The statistic is hard to swallow: in the U.S., nearly one in three children under the age of 18 is overweight or obese, making being overweight the most common childhood medical condition. These youngsters are likely to become heavy adults, putting them at increased risk of developing cardiovascular disease, type 2 diabetes and other chronic ailments. In February, First Lady Michelle Obama announced a campaign to fight childhood obesity. Helping parents and schools to instill healthier habits in kids is an important strategy in this battle. But the government must take further steps to solve the problem.

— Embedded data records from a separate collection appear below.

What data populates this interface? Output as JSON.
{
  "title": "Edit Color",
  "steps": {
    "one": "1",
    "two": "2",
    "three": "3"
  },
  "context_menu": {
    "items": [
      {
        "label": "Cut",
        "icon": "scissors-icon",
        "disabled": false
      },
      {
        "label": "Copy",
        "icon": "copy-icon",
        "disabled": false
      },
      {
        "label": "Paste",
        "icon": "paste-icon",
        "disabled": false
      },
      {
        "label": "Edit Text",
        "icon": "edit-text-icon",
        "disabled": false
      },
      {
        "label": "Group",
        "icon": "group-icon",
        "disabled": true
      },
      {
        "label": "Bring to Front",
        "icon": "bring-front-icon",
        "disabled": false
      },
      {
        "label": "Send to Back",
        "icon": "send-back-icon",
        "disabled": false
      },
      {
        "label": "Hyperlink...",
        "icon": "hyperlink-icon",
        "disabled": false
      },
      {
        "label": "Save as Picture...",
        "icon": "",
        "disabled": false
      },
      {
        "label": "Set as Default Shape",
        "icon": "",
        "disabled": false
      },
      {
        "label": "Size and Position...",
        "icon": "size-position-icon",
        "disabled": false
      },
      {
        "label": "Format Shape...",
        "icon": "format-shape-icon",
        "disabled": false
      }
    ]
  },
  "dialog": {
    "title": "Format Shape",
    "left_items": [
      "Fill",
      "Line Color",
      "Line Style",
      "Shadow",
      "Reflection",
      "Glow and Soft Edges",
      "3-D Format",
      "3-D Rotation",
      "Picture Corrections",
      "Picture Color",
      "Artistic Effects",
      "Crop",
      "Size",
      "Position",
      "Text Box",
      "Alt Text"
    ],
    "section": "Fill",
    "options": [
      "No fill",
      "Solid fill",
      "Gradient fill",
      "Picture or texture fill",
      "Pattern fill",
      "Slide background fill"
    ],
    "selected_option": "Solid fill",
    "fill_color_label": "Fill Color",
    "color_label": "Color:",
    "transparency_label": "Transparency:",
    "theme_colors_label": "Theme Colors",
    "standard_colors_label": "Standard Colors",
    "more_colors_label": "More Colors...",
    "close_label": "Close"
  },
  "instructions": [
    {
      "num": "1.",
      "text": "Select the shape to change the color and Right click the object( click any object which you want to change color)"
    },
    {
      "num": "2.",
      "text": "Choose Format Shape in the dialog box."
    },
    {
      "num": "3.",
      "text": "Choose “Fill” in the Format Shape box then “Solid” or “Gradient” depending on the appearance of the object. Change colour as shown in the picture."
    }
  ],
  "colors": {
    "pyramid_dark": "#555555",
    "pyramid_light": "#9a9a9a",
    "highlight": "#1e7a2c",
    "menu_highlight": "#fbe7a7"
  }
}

In an ideal world, adults would teach children how to eat healthily and would lead by example. But in reality, two thirds of U.S. adults are themselves overweight or obese. Moreover, the food and beverage industry markets sugar- and fat-laden goods to kids directly—through commercials on television, product placement in movies and video games, and other media. Its considerable efforts—nearly $1.7 billion worth in 2007—have met with sickening success: a recent study conducted by researchers at the University of California, Los Angeles, found that children who see more television ads tend to become fatter. You might expect that watching TV, being a sedentary activity, is responsible for obesity, but the study found that obesity is correlated not with television per se but with advertising. The more commercial programming children watched, the fatter they got compared with those who watched a comparable amount of public television or DVDs. The majority of products marketed during children’s programming are foods.
As nutritionist Marion Nestle of New York University has written, society needs to “create a food environment that makes it easier for parents and everyone else to make better food choices.” Protecting children from junk-food marketing would help create conditions conducive to achieving a healthy weight.
Unfortunately, like the tobacco industry before it, the food industry cannot be trusted to self-regulate in this regard. In a study published in the March Pediatrics, investigators looked at the prevalence of food and beverage brands in movies released between 1996 and 2005. They noted, for instance, that although Coca-Cola and PepsiCo have pledged to not advertise during children’s television programming, their products routinely appear in movies aimed at kids.
Likewise, in the March Public Health Nutrition, researchers reported a 78 percent increase from 2006 to 2008 in the use of cartoon characters, toys and other child-oriented cross promotions on food packaging—much of it for nutritionally bereft foods. A whopping 65 percent of these cross promotions came from food manufacturers that have opted into the Children’s Food and Beverage Advertising Initiative, sponsored by the Council of Better Business Bureaus, which promises to limit advertising to kids but allows participants to decide for themselves whether to restrict in-store marketing. Such examples of ineffectual commitments on the part of the food industry abound.
In December a group of U.S. agencies—the Federal Trade Commission, the Centers for Disease Control and Prevention, the Food and Drug Administration, and the Department of Agriculture—proposed standards for foods and beverages that are marketed to children between the ages of two and 17. The agencies sensibly recommended that such foods must provide a meaningful contribution to a healthy diet by meeting specified requirements; that the amounts of saturated fat, trans fat, sugar and salt in these foods must not exceed limits set by the group; and that certain clearly healthy foods—such as those that are 100 percent fruits, vegetables or whole grains—may be marketed to kids without meeting the other two standards.
The interagency working group is due to submit a report containing its final recommendations to Congress by July 15. The standards are worthy but have one problem: as they stand, they would be voluntary. They should be mandatory, not optional, and the FDA should implement and enforce them.